Shamarr Allen and the Underdawgs are thus far underwhelming on their studio albums but incredible live, and JazzFest was no exception. Only Allen can whip out songs that decry the sad state of affairs of his best girl not having sex with him and tout himself as being an atypical rock star (in a song entitled “Typical Rock Star”) with a burning intensity that this time had him destroying a trombone a la Pete Townshend. The next moment, however, had him performing first with his young son and then with a troupe of young players he and the Underdawgs have been teaching music to on a weekly basis through the Silence Is Violence program in New Orleans – and everybody brought a spark of that same intensity to the stage. Allen is a hardworking mass of talent who remains open and free with his time and teachings, and it’s beautiful to see all of that live.

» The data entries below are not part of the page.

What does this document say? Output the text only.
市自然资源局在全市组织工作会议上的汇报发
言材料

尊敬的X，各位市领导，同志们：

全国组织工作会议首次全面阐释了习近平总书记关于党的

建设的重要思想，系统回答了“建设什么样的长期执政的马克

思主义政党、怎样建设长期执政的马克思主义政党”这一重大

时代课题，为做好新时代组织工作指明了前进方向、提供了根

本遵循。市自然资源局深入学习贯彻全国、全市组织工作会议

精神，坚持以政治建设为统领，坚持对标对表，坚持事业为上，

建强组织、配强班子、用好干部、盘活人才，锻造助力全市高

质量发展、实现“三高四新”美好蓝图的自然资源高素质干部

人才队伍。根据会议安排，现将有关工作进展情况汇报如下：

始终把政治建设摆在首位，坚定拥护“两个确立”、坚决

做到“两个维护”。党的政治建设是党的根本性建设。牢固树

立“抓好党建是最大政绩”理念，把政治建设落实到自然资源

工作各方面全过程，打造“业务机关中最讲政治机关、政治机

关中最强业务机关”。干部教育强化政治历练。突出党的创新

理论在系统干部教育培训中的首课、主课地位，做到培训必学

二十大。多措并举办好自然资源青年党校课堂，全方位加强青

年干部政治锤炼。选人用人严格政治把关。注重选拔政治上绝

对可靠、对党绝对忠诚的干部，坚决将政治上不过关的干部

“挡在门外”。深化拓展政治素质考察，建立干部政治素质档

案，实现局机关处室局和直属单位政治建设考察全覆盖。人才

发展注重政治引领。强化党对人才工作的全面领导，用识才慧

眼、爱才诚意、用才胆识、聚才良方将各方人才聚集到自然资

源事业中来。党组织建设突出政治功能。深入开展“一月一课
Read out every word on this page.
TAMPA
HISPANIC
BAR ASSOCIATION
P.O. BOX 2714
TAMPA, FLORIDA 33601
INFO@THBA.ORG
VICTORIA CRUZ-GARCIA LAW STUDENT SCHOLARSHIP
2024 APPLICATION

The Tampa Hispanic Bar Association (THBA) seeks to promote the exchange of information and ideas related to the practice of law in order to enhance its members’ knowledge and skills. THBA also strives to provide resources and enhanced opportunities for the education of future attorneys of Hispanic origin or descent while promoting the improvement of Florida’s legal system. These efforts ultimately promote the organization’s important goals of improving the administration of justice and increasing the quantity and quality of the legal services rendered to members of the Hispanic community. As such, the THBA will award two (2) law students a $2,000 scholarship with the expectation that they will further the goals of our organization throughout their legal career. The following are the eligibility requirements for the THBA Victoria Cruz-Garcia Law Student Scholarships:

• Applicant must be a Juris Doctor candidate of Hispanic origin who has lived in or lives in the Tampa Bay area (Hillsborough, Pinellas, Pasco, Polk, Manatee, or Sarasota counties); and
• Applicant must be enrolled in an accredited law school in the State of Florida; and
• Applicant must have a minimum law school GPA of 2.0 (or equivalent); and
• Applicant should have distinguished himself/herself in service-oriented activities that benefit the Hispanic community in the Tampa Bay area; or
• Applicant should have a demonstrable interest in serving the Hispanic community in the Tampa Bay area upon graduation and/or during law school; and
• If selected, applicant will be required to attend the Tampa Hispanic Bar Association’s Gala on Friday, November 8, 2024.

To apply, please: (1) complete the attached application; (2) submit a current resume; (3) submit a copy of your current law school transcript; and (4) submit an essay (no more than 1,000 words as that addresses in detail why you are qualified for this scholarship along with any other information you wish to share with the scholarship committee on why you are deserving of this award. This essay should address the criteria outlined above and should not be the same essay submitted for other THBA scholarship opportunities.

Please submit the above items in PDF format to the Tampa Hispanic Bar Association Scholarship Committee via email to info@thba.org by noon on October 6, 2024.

Even in New Orleans’ biggest festivals, a nod must be given to the local hip-hop phenomenon that is Bounce, and Katey Red’s Bounce Azztravaganza at Voodoo Fest was a convergence of far more than Triggerman beats and twerking – it was a chance for Cheeky Blakk to strut and call to a huge audience that seemed to appear out of nowhere once the show started. Blakk has a tough personality of her own that is one thing to hear on a recording but is absolutely stunning to observe in the flesh. Though Katey Red had scheduled other bounce greats to go on after Blakk, she set a bar for the rest that was tough to beat.

Lagniappe: The One That Got Away

A month before The Flaming Lips’ 24-Hour Tour was to come to town, I got some tickets for the final concert of the eight they were intent on doing – only to have to give them up due to a scheduling conflict. Still and all, I kept tabs of the Lips’ travels down through Mississippi and Louisiana via Twitter postings (not tough to do with the #OMA hashtag), got wind that they were coming to Baton Rouge’s Varsity around the same time I would be in town, and I lingered outside in the heat to see what I could see. Sadly, it consisted of a long line of mostly college-age kids waiting to get in – then the doors opened and those with the coveted armbands made it past the air-conditioned lobby entrance into the club itself. Ticket scalpers for the tour? There was no such thing in Baton Rouge, as this was a Class-A event that would likely never come to the area again. Besides, the bus was running a little behind schedule, a consequence of the Lips and their opening acts actually giving their all on the few songs they were performing at each venue on the tour. It was time for me to go.

The people who got my tickets for the New Orleans finale said it was a great show. One of them thought the balloons, confetti, and streamers Wayne Coyne fired off from the stage constituted the biggest mess the House of Blues had ever experienced in its history. I sit here in happiness for them, tinged with some jealousy – one of these days, I will see this band live.